Progeria is a rare, fatal genetic condition that produces rapid aging in children. Affected children typically look normal at birth and in early infancy, but then grow more slowly than other children and do not gain weight at the expected rate. Most kids with progeria do not live past the age of 13. The disease affects both sexes and all races equally. It affects about 1 in every 4 million births worldwide. A single mistake in a certain gene causes it to make an abnormal protein. When cells use this protein, called progerin, they break down more easily. Progerin builds up in many cells of kids with progeria, causing them to grow old quickly. This condition does not disrupt intellectual development or the development of motor skills such as sitting, standing, and walking.
Researchers have discovered a single gene mutation responsible for progeria. The gene, known as lamin A (LMNA), makes a protein necessary for holding the center (nucleus) of a cell together. When this gene has a defect, researchers believe the genetic mutation makes cells unstable, which appears to lead to progeria’s aging process.

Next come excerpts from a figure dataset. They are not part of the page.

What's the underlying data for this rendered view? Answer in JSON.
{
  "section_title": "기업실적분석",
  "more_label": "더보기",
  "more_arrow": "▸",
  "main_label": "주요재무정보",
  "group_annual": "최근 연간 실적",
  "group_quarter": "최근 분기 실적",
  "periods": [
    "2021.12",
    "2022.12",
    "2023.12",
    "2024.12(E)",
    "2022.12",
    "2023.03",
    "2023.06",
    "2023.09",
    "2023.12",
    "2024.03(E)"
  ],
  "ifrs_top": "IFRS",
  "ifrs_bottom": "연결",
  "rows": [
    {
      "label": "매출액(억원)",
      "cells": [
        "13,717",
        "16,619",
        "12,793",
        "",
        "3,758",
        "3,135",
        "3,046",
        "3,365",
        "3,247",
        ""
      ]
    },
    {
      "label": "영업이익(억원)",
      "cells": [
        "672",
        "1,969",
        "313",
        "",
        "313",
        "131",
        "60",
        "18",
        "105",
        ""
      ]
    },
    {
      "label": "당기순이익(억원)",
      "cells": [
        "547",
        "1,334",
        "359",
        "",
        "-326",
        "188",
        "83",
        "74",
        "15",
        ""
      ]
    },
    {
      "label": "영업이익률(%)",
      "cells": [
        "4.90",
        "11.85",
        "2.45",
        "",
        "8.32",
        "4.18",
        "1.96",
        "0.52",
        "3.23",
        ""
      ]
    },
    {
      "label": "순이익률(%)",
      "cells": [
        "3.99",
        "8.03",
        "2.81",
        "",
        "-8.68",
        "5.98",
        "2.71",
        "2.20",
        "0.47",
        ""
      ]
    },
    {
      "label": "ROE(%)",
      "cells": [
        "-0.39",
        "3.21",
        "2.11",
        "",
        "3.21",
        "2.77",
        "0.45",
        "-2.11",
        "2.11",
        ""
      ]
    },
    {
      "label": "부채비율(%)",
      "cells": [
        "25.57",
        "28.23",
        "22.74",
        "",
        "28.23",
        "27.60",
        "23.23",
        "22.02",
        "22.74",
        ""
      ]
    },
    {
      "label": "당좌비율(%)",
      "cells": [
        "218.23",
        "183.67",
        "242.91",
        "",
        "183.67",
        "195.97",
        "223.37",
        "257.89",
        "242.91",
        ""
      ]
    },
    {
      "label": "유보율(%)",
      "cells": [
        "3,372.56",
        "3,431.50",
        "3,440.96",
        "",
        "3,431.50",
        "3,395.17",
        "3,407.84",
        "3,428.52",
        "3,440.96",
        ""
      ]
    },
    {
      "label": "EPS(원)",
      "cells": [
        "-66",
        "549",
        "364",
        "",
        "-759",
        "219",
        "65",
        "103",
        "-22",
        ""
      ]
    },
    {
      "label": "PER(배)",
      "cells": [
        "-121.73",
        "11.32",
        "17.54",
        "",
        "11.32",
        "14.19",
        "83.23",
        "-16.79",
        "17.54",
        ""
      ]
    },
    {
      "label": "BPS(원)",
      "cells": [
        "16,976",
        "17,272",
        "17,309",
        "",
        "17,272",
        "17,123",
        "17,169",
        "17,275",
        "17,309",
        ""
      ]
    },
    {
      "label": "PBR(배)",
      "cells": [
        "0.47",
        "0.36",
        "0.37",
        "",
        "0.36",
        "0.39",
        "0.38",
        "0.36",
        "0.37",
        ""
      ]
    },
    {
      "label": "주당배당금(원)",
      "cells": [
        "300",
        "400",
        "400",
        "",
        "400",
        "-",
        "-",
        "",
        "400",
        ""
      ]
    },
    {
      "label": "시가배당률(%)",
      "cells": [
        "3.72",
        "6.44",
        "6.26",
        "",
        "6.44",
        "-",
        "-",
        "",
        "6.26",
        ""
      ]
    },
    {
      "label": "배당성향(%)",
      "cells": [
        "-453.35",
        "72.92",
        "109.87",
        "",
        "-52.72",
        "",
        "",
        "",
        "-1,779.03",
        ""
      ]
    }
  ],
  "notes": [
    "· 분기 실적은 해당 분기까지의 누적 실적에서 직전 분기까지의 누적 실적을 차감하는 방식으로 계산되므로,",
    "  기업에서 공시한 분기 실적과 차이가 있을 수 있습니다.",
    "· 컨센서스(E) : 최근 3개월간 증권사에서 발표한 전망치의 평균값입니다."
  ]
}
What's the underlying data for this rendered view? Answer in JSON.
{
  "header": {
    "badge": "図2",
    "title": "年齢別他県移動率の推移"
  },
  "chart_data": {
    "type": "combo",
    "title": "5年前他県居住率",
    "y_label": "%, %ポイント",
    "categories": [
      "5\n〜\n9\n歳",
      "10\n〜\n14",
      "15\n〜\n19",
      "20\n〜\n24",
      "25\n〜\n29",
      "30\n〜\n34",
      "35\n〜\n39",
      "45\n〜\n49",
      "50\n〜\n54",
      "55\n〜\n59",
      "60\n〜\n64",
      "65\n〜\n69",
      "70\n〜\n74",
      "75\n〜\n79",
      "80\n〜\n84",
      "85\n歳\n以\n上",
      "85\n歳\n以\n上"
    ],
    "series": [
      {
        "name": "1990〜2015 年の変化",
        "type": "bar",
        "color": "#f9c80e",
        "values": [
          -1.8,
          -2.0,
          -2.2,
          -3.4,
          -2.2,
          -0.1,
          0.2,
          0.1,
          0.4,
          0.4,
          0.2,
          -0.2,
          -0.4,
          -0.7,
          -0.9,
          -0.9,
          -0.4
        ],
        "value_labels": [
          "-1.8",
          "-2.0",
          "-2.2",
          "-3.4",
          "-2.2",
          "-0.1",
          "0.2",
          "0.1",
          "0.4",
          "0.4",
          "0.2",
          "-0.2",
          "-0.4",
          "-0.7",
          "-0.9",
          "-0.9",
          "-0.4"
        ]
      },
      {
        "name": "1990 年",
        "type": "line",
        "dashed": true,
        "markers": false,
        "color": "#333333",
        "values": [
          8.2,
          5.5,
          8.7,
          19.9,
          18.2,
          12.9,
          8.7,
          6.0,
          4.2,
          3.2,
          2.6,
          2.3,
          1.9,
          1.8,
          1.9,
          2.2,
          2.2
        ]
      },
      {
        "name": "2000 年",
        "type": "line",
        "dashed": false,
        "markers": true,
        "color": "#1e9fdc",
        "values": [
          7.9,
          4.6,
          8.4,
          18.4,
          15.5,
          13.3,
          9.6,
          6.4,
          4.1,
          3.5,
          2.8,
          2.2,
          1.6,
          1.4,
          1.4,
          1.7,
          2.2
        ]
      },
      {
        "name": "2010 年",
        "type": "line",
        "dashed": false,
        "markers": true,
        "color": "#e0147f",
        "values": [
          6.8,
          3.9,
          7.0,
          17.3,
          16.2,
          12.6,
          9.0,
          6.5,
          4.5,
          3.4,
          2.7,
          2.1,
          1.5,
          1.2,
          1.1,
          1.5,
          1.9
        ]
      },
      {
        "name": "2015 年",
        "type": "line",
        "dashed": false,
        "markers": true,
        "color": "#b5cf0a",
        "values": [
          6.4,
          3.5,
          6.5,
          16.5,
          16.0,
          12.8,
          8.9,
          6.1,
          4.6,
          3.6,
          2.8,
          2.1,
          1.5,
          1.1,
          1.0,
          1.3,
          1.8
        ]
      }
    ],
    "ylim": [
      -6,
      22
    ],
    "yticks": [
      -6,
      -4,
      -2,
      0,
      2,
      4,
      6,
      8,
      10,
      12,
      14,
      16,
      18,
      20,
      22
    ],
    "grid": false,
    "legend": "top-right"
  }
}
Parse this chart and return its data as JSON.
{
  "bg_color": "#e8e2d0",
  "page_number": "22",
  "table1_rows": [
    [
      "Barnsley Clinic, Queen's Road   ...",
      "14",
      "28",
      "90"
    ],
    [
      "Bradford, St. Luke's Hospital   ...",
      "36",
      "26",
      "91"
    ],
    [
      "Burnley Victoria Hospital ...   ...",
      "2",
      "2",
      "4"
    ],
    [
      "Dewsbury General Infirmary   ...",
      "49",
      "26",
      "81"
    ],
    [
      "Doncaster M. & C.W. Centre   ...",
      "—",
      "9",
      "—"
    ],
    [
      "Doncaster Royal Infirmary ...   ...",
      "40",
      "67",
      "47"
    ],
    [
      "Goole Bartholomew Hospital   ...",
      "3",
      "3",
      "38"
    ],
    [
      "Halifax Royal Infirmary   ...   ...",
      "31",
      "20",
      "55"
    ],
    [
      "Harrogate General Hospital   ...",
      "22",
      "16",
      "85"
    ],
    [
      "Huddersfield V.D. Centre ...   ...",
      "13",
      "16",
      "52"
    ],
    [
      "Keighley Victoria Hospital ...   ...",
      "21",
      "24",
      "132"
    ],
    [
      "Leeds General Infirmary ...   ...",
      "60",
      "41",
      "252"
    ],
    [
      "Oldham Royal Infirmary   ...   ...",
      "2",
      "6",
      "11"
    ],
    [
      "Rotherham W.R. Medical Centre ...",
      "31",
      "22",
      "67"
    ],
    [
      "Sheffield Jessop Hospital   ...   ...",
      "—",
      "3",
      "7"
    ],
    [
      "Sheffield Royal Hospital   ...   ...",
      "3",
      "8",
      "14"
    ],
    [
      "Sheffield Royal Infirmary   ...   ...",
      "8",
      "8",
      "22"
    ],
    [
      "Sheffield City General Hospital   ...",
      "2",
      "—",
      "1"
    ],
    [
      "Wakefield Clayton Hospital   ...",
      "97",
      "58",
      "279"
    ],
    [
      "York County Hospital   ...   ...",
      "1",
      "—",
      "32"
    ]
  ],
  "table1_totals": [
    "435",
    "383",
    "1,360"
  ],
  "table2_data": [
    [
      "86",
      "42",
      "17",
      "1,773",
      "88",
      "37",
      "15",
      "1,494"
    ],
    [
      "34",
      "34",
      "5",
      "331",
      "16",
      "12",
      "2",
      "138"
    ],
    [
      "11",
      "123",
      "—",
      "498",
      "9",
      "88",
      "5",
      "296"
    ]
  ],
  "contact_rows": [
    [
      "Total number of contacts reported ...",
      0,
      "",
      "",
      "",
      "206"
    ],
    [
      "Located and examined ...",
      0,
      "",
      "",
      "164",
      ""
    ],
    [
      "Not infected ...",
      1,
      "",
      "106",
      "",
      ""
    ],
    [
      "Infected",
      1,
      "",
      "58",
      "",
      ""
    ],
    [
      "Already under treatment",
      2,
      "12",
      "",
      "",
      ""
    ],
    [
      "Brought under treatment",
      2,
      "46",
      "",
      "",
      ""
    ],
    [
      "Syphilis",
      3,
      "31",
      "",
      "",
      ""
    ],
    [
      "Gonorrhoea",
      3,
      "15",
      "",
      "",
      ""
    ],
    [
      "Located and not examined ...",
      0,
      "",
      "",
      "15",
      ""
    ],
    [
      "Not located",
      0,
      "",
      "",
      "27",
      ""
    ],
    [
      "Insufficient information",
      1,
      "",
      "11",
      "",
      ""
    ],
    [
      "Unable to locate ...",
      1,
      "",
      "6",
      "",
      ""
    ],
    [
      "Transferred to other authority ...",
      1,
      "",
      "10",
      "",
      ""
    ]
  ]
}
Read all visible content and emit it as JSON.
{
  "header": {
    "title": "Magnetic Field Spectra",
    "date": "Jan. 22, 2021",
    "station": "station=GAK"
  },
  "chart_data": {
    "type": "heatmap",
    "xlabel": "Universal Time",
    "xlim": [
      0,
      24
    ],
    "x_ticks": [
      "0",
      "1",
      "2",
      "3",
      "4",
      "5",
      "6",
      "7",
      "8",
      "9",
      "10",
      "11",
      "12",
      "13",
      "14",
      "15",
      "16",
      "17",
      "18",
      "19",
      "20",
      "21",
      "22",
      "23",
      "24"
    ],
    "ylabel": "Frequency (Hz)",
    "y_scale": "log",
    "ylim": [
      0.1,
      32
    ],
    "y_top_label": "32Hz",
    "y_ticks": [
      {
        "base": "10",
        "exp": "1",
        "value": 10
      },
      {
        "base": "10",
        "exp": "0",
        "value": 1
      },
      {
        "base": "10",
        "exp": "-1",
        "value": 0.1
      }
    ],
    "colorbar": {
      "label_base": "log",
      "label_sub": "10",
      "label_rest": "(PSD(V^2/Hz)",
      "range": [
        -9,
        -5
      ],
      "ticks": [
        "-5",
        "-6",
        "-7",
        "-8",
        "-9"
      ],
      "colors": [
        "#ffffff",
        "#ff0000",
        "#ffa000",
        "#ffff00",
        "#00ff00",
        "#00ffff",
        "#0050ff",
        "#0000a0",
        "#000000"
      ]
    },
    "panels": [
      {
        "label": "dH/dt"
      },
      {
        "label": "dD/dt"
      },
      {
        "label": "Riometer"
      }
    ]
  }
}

Unlike many genetic mutations, progeria isn’t passed down in families. Rather, the gene change is a chance occurrence that researchers believe affects a single sperm or egg just before conception. Neither parent is a carrier, so the mutations in the child’s genes are new (de novo).
Other similar syndromes
There are, however, other progeroid syndromes that run in families. These inherited syndromes cause rapid aging and shortened life span:
- Wiedemann-Rautenstrauch syndrome, also known as neonatal progeroid syndrome, starts in the womb, with signs and symptoms of aging apparent at birth.
- Werner syndrome begins in the teen years or early adulthood, causing premature aging and conditions typical of old age, such as cataracts and diabetes.
Most kids with progeria look healthy when they’re born, but they start to show signs of the disease during their first year. Babies with progeria do not grow or gain weight normally. They develop physical traits including:
- A bigger head
- Large eyes
- A small lower jaw
- A thin nose with a “beaked” tip
- Ears that stick out
- Veins you can see
- Slow and abnormal tooth growth
- A high-pitched voice
- Loss of body fat and muscle
- Hair loss, including eyelashes and eyebrows
As children with progeria get older, they get diseases you’d expect to see in people age 50 and older, including bone loss, hardening of the arteries, and heart disease. Children with progeria usually die of heart attacks or strokes.
Exams and Tests
The health care provider will perform a physical exam and order laboratory tests. This may show:
- Insulin resistance
- Skin changes similar to that seen in scleroderma (the connective tissue becomes tough and hardened)
- Generally normal cholesterol and triglyceride levels
- Cardiac stress testing may reveal signs of early atherosclerosis of blood vessels.
Genetic testing can detect changes in the gene (LMNA) that causes progeria.
At this time, there’s no cure for progeria, but researchers are working on finding one. A kind of cancer drug, FTIs (farnesyltransferase inhibitors), may fix the damaged cells.
Treatments usually help ease or delay some of the disease’s symptoms.
- Medication. Your child’s doctor may prescribe drugs to lower cholesterol or prevent blood clots. A low dose of aspirin every day can help prevent heart attacks and stroke. Growth hormone can help build height and weight.
- Physical and occupational therapy can help your child keep moving if they have stiff joints or hip problems.
- Surgery. Some children may have coronary bypass surgery or angioplasty to slow the progression of heart disease.
- At home. Kids with progeria are more likely to get dehydrated, so they need to drink plenty of water, especially when they’re sick or it’s hot. Small meals more often can help them eat enough, too. Cushioned shoes or inserts can ease discomfort and encourage your child to play and stay active.
Progeria causes early death. Patients usually only live to their teenage years (average lifespan of 13 years). However, some patients can live into their early 20s. The cause of death is usually related to the heart or a stroke.